Słowa wypowiedziane przez Caroline, długo dźwięczały mi w uszach. Czyżby alkohol, który spożyła, zaczął płatać jej figle? Nastolatka, odłożyła butelkę, a ja skupiłem wzrok na jej zmieszanej twarzy. Nawet w stanie nietrzeźwości, zachwycała mnie swoim pięknem. Zaczerpnąłem większej dawki powietrza i podszedłem do zamyślonej brązowookiej, która nadal miała wlepiony we mnie swój wzrok. Delikatnie chwiała się na boki, utwierdzając mnie w przekonaniu, że wypiła już dzisiaj za dużo alkoholu. Zegary wskazywały przekroczoną już mocno godzinę drugą. Przeciągnąłem dłonią po gładkiej skórze na policzku dziewczyny i musknąłem jej usta, delikatnie, siłą porównywalną do skrzydeł motyla. Kobieta pod wpływem mojego dotyku, przymknęła oczy i lekko odchyliła głowę, dając mi większy dostęp do jej ciała. Czując dobrze znany mi zapach alkoholu, nie chciałem, by w dalszym ciągu kontynuowała tutaj swoją zabawę, moją głowę zamartwiał fakt, że mogłoby się to skończyć z marnym skutkiem. Nie uprzedzając dziewczynę, pochwyciłem ją na ręce, niczym pannę młodą, i przebijając się przez tłum ludzi, dotarłem do drzwi. Natrafiając na zimne spojrzenie Victora, posłałem mu lekki, sarkastyczny uśmiech i opuściłem salę, z przysypiającą już, Caroline.

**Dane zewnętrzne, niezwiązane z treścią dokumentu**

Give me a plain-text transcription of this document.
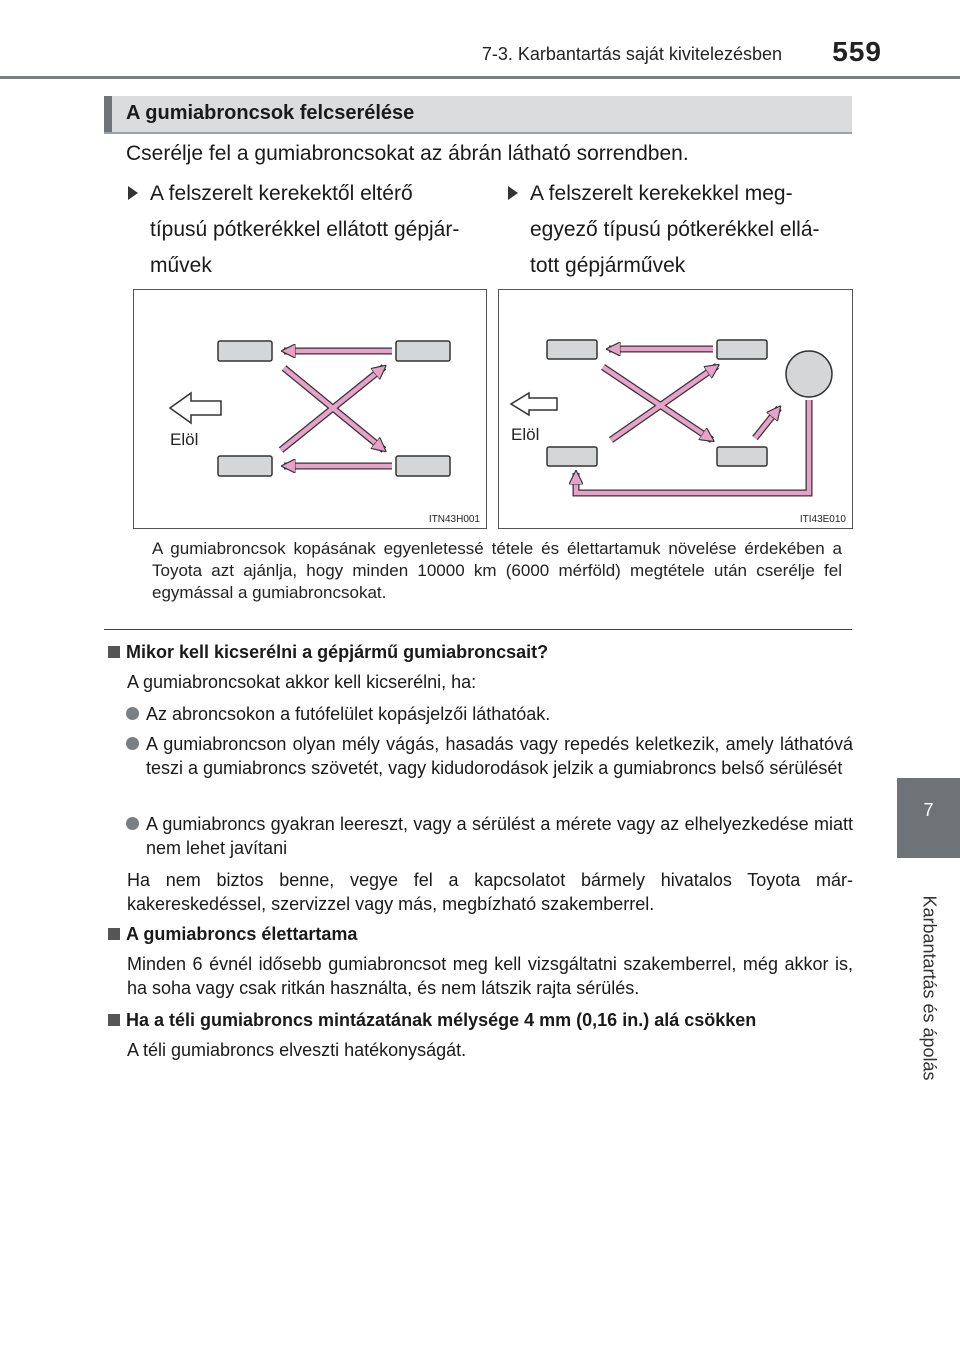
7-3. Karbantartás saját kivitelezésben 559
7
Karbantartás és ápolás
A gumiabroncsok felcserélése
Cserélje fel a gumiabroncsokat az ábrán látható sorrendben.
A felszerelt kerekektől eltérő
típusú pótkerékkel ellátott gépjár-
művek
A felszerelt kerekekkel meg-
egyező típusú pótkerékkel ellá-
tott gépjárművek
Elöl
ITN43H001
Elöl
ITI43E010
A gumiabroncsok kopásának egyenletessé tétele és élettartamuk növelése érdekében a Toyota azt ajánlja, hogy minden 10000 km (6000 mérföld) megtétele után cserélje fel egymással a gumiabroncsokat.
Mikor kell kicserélni a gépjármű gumiabroncsait?
A gumiabroncsokat akkor kell kicserélni, ha:
Az abroncsokon a futófelület kopásjelzői láthatóak.
A gumiabroncson olyan mély vágás, hasadás vagy repedés keletkezik, amely láthatóvá teszi a gumiabroncs szövetét, vagy kidudorodások jelzik a gumiabroncs belső sérülését
A gumiabroncs gyakran leereszt, vagy a sérülést a mérete vagy az elhelyezkedése miatt nem lehet javítani
Ha nem biztos benne, vegye fel a kapcsolatot bármely hivatalos Toyota márkakereskedéssel, szervizzel vagy más, megbízható szakemberrel.
A gumiabroncs élettartama
Minden 6 évnél idősebb gumiabroncsot meg kell vizsgáltatni szakemberrel, még akkor is, ha soha vagy csak ritkán használta, és nem látszik rajta sérülés.
Ha a téli gumiabroncs mintázatának mélysége 4 mm (0,16 in.) alá csökken
A téli gumiabroncs elveszti hatékonyságát.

- Chyba troszeczkę za dużo wypiłaś, wiesz? - mruknąłem, w akompaniamencie odgłosu moich kroków, szerzących się po schodach. - Zaszkodziło ci to, Kwiatuszku.
- Wcale nie wypiłam aż tak dużo. - wybełkotała, robiąc ogromne przerwy między wyrazami. Z tyłu głowy współczułem dziewczynie jutrzejszego kaca, zachowując jednak nadzieję, że nie przechodzi jego aż tak tragicznie. Nie kontynuując rozmowy, ruszyłem wzdłuż korytarza do drzwi naszego pokoju i z towarzyszącą mi trudnością, otworzyłem je kartą, która upadła mi zaraz po przekroczeniu progu. Bezwładne ciało dziewczyny, ułożyłem na swoim łóżku i udałem się w poszukiwaniu jej koszulki, w której zazwyczaj spała. Biała tkanina leżała pod dużą, miękką poduszką. Wracając do śpiącej nastolatki, przyjrzałem się jej dziewczęcym rysom twarzy, które teraz, wyglądały tak niewinnie, jak te niemowlęce. Próbując być jak najdelikatniejszym, pozbyłem się jej butów i sukienki, na której miejsce wskoczyła luźna koszulka. Próbując zająć się czymś innym, niż wcześniejszym widokiem półnagiej Caroline, udałem się do łazienki, z zamiarem zmycia z siebie stresu dzisiejszego, jak i tego wczorajszego, którego napędziła mi Velvet z moją współlokatorką. W pomieszczeniu panował totalny bałagan, ubrania i kosmetyki dziewczyny walały się po całej powierzchni podłogi. Ze szwajcarską wręcz dokładnością, pokonałem usłany mi tor przeszkód i zrzucając z siebie całą odzież, wstąpiłem do dużej kabiny. Gorąca woda, zalała całe moje ciało, czułem, jak wszystkie mięśnie rozluźniają się pod jej wpływem. Długo stałem bezczynnie pod deszczem wody, przyglądając się swoim przedramionom, próbując policzyć każdą, małą bliznę. Były niezliczone, tworzyły jasne szlaczki na mojej skórze, dając mi pamiątkę na całe życie, które w aktualnym momencie stało przede mną otworem. Zastanawiałem się nad tym, jak duże mam szczęście. Spotkałem przecudowną dziewczynę, która chyba odwzajemniała moje uczucia, wspaniałych trenerów, którzy rozwijali moją pasję i Velvet, dziecko szczęścia, które część swoją energii oddawało mnie. Dostałem niesamowitą szansę na rozwój oraz osiągnięcia, i nie miałem zamiaru jej zaprzepaścić przez narkotyki.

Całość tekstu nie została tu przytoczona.